It was one of those three-day cowboy gatherings. It had been a long hot day in Paso Robles on California's central coast. It was Saturday night and the crowd had gone home hours earlier. We all had a good feed of tri-tip beef sandwiches and baked beans, provided by a chuck-wagon outfit who call themselves the "Cowboy Cultural Committee."
It was time to just sit back and relax. Some of the boys was tellin' some good yarns, while others were talkin' 'bout good horses and some great rides they'd been on. I'll admit some of those boys was drunken' a little whiskey.

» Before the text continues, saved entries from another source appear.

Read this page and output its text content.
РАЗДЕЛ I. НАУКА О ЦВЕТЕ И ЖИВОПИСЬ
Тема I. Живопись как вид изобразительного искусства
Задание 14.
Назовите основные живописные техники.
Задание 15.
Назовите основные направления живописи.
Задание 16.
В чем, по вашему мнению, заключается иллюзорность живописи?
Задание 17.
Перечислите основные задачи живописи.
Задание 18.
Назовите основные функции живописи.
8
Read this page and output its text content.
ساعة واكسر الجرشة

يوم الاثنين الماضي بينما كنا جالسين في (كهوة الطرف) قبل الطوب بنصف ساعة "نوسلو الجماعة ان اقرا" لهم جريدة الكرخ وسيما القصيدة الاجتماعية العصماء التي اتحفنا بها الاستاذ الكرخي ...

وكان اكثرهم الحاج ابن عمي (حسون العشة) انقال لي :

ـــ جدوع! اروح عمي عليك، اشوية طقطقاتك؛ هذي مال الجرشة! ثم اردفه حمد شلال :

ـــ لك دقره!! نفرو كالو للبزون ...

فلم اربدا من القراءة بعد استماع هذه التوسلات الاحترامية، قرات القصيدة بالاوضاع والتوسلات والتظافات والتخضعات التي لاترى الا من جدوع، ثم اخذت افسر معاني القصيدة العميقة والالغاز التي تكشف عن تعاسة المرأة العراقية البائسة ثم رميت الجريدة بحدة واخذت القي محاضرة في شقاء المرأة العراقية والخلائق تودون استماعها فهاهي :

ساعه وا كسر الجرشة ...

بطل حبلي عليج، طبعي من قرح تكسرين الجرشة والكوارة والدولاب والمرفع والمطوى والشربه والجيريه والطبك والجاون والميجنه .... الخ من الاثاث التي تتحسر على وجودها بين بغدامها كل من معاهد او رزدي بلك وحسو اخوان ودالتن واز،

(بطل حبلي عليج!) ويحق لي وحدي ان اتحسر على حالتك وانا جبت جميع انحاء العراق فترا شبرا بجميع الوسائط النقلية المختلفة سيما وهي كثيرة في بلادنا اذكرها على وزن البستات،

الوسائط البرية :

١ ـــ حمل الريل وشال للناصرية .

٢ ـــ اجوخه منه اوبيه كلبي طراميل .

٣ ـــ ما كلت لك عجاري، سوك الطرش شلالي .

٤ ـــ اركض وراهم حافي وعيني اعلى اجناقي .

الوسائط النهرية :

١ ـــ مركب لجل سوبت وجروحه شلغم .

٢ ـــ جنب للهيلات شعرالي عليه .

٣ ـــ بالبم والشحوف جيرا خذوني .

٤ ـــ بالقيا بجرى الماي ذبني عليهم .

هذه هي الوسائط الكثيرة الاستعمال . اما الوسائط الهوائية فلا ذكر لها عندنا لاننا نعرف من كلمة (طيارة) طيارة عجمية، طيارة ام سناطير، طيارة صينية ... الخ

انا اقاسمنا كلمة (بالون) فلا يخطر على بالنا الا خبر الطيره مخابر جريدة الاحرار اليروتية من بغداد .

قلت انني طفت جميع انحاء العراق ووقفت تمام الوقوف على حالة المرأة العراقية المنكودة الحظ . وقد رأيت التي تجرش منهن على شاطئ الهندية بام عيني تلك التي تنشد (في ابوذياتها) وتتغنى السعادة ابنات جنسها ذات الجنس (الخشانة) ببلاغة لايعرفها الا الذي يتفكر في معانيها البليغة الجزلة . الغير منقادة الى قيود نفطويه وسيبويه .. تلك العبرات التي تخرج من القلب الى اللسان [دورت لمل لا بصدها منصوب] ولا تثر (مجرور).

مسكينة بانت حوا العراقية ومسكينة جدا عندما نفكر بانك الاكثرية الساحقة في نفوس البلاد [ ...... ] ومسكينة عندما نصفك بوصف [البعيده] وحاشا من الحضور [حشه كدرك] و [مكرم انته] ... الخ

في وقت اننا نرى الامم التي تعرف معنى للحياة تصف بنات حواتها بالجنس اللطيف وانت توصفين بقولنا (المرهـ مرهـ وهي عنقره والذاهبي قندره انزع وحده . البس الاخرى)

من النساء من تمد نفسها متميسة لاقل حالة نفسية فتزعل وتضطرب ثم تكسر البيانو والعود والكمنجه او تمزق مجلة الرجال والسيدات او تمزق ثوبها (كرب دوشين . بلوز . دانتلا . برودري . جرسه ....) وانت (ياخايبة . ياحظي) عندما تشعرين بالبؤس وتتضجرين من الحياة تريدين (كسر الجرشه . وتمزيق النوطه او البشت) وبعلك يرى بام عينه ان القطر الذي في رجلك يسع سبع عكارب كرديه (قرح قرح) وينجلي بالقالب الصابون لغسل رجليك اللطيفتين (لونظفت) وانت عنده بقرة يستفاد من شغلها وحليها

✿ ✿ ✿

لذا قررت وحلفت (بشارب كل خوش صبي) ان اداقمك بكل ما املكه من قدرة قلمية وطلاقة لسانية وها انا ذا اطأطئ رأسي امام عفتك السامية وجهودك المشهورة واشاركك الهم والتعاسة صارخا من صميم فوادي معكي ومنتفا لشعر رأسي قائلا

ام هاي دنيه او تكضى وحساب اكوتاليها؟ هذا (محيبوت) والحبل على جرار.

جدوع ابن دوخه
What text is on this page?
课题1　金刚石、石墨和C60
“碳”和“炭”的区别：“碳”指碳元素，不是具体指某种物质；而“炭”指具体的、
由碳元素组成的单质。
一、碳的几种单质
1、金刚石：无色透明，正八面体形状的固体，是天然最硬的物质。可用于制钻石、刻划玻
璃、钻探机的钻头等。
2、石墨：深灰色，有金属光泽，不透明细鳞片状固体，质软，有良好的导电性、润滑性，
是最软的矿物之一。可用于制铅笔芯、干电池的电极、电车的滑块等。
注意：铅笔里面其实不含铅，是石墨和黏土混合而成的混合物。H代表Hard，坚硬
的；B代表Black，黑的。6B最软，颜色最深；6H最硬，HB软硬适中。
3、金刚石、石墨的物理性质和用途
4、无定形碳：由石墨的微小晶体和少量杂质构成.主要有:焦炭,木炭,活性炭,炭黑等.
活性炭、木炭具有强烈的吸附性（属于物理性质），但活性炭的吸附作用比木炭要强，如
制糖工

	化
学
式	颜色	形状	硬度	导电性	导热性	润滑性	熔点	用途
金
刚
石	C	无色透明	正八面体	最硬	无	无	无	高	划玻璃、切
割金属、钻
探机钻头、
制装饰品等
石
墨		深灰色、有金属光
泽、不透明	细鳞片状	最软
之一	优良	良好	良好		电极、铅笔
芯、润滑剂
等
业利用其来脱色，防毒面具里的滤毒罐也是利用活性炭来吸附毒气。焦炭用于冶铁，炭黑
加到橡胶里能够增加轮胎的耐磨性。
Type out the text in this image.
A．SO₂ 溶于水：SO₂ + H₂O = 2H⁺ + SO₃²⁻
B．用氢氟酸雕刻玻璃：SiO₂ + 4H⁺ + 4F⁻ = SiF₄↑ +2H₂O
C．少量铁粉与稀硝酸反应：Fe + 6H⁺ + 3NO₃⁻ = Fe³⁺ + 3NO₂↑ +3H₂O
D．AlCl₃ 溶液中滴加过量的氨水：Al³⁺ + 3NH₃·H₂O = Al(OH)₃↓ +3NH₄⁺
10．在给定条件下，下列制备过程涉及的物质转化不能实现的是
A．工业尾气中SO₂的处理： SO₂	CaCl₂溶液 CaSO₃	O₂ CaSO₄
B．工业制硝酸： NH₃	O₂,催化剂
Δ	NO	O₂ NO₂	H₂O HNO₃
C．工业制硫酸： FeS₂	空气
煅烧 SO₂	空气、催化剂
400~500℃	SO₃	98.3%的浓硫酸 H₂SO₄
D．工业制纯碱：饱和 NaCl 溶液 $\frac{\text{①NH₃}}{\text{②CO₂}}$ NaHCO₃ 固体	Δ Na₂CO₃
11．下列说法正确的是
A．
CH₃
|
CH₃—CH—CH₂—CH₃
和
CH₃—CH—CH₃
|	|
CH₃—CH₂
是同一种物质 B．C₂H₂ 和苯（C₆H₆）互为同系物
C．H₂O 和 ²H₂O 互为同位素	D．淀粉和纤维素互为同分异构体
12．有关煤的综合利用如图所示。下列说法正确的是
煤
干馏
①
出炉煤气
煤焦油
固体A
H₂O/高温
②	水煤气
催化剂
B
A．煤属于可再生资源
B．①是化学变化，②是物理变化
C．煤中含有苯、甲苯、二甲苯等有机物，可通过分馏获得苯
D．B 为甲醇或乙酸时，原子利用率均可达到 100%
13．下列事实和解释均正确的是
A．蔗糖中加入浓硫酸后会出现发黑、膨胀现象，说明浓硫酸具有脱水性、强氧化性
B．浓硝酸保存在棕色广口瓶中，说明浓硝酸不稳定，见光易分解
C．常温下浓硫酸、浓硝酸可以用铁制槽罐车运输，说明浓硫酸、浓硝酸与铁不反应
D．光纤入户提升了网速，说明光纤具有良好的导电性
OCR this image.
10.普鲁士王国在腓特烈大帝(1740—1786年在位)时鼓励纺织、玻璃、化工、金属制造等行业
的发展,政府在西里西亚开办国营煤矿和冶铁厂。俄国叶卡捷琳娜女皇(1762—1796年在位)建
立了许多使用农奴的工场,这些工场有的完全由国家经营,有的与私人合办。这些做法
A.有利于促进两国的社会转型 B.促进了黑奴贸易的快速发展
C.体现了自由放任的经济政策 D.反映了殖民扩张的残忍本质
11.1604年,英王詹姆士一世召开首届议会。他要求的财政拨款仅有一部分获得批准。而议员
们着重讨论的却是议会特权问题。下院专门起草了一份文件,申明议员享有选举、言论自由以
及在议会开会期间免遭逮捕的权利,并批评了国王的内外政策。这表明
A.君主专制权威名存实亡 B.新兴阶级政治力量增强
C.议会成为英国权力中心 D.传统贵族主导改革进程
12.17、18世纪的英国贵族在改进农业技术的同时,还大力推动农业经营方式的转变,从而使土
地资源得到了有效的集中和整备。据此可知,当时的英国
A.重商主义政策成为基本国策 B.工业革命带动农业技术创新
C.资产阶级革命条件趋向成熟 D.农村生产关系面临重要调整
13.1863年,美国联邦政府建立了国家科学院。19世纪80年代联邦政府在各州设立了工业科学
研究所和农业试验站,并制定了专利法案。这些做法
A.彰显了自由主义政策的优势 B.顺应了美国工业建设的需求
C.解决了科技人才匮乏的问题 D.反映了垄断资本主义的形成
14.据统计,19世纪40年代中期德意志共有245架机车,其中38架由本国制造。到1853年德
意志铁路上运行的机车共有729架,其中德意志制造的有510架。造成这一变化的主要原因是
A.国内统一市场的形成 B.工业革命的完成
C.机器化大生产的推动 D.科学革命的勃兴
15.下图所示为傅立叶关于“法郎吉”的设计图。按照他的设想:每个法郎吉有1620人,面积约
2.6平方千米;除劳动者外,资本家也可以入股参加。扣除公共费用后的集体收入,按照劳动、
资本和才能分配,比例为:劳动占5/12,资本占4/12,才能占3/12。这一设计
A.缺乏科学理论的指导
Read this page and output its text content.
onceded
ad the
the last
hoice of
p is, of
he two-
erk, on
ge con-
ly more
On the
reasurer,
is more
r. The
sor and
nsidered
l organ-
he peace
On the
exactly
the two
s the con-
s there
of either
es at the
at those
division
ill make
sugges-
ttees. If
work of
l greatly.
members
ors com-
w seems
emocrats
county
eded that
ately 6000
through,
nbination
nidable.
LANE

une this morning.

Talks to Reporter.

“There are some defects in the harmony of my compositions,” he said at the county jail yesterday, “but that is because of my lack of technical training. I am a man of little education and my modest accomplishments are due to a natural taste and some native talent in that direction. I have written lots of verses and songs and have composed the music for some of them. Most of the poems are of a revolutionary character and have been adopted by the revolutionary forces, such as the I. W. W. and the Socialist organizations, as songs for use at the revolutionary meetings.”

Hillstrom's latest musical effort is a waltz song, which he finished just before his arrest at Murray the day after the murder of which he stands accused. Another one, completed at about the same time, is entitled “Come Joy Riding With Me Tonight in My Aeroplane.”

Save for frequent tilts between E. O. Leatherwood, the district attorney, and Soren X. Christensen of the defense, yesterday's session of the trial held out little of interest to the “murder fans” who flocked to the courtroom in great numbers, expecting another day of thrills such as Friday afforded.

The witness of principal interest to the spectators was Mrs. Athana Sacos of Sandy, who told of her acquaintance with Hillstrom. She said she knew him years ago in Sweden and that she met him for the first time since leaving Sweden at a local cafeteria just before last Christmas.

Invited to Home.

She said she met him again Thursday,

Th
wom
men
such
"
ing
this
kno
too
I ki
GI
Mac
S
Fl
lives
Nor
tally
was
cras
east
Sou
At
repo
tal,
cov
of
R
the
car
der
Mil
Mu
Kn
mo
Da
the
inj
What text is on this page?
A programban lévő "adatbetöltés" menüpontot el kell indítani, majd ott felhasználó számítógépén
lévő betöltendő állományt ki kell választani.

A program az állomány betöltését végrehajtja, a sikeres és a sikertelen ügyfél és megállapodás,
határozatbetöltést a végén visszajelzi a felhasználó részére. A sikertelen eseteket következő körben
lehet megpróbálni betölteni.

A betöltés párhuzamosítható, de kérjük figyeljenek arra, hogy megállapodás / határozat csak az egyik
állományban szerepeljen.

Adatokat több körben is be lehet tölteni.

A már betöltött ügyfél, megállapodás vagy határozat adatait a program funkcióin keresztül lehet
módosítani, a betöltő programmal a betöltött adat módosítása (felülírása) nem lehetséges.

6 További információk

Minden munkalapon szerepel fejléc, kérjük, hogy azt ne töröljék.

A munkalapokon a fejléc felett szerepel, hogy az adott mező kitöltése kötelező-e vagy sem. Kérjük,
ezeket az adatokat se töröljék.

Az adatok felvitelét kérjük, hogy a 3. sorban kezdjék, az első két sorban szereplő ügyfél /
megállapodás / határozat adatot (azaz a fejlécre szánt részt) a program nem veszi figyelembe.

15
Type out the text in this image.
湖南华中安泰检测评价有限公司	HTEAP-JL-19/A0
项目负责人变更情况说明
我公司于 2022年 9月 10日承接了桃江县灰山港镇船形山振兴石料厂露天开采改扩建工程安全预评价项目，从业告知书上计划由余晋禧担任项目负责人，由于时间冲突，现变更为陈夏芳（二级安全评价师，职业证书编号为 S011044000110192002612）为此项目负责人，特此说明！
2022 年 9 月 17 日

Things were mighty peaceful, when suddenly Ol' Don jumps up an allows, "Boys, I kin ride anything with hair on it."
One of the other cowboys was deep in thought--you could just see his wheels a-turnin'-- when he said, "I got a critter out in the back I'll bet you can't ride."
The challenge was on. A few minutes later Don was stairin' down, and scratchin' his head when he says, "What is it."
Together the boys all chimed in, "Why it's Jerry's Piano Dolly, and it sure looks like it's been rode hard an' put away wet."
"It's a mite short," says Don, "but a bet's a bet, so by golly I'll ride it."
"Randy you sack 'em, an' we'll give a push start."
Don hollers, "I got 'em now--let 'em go boys."
Coastin' with his wheels in the bits.
Scratchin' 'em from--aah--steam to stock?
There ain't a cowboy that can't be throwed.
And, maybe a Piano Dolly that can't be rode. Pass the whiskey please.